Enquanto não são levados para o matadouro, os jumentos costumam ficar confinados em espaços pequenos. Além do sofrimento causado pela falta de espaço, esses animais amontoados uns sob os outros sofrem com a falta de água e comida. Também não recebem cuidados veterinários. Durante o transporte, também são submetidos a maus-tratos ao serem transportados famintos em carretas superlotadas. Além do sofrimento físico e psicológico, os jumentos têm contato próximo com outras espécies sem controle sanitário, o que pode levar à disseminação de doenças que não só podem contribuir para a extinção da espécie, como também podem adoecer outros animais e até humanos.

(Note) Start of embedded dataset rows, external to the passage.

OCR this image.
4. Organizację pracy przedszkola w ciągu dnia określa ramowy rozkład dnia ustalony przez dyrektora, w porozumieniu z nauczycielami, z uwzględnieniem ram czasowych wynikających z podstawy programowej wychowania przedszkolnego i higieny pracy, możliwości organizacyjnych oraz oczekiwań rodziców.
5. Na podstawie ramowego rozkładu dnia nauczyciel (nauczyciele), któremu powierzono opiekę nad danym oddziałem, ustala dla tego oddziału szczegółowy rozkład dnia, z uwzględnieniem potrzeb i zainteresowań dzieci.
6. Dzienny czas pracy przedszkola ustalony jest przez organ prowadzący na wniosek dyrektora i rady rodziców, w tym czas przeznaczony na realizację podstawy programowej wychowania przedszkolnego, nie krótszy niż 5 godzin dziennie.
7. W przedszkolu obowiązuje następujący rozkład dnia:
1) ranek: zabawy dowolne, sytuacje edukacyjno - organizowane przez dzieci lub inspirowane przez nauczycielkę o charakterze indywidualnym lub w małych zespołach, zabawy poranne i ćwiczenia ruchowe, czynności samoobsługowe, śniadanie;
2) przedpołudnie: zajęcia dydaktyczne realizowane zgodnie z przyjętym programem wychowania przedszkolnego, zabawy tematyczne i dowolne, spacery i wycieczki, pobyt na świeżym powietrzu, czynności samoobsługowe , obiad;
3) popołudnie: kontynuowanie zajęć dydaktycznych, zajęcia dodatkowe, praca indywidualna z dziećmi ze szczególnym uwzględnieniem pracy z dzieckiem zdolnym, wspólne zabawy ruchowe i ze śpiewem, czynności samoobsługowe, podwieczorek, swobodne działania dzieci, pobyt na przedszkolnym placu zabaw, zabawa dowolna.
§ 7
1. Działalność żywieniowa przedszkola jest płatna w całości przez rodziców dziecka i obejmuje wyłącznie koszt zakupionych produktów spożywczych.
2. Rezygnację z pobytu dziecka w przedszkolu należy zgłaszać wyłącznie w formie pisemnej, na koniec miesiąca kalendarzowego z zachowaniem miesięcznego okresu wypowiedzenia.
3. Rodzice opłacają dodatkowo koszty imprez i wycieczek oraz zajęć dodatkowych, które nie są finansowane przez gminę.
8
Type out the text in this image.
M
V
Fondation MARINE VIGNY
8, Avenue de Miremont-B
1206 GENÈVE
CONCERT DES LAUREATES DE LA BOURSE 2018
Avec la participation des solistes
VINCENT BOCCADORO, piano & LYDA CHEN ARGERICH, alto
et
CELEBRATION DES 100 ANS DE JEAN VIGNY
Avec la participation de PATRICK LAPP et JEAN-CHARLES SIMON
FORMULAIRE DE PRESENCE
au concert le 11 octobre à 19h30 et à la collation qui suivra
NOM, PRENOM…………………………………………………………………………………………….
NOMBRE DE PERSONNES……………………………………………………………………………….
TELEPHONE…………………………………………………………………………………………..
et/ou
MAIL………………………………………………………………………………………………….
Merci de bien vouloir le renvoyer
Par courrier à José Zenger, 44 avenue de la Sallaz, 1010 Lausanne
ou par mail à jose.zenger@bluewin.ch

“Já temos registros de anemia infecciosa equina em grande quantidade e também de mormo, que é muito grave e pode levar os animais e as pessoas à morte. Nisso a gente alerta para os riscos internacionais, já que esse material do abate é exportado. A própria influenza, que hoje faz com que todo mundo tenha que tomar vacina de gripe, veio das galinhas, de uma falta de observação e cumprimento de protocolos sanitários de transporte de animais. A gente tem várias doenças que vêm dos porcos e das galinhas e, nesse ritmo, vamos acabar tendo uma doença que venha dos jumentos”, alertou Vânia Nunes.
Jumentos são encontrados à beira da morte em fazenda
Em julho de 2021, a Associação de Protetores de Animais de Amargosa encaminhou uma denúncia à Polícia Militar em Itatim, município que fica a 230 km de Salvador, na Bahia, para informar que jumentos estavam morrendo de fome em uma fazenda de confinamento de onde os animais eram levados para um frigorífico especializado, em Amargosa, que iniciou suas atividades em 2017 e exporta cerca de 300 toneladas de carne por mês, além do couro, para indústrias de cosméticos e farmacêuticos do mercado asiático.
“O crime é óbvio e a imagem é chocante. Os animais ficam sem comida e a hidratação é muito instável. Só existe um lugar onde a água da chuva se acumula, onde o animal mais fraco acabará caindo e morrendo, contaminando a água que outros beberam. Sem um comedouro, alguns animais cambaleavam devido à caquexia, o que é uma perda de força. Os sinais de fraqueza que provam desnutrição são evidentes. Observou-se também que as carcaças foram engolidas por abutres em decomposição e os animais estavam à beira da morte. Nada foi visto no local, nenhum espaço para veterinário ou depósito de remédios, o que mostra que o animal está em completa pobreza e morreu de fome”, disse o tenente Benjamin, comandante do pelotão da PM em Itatim.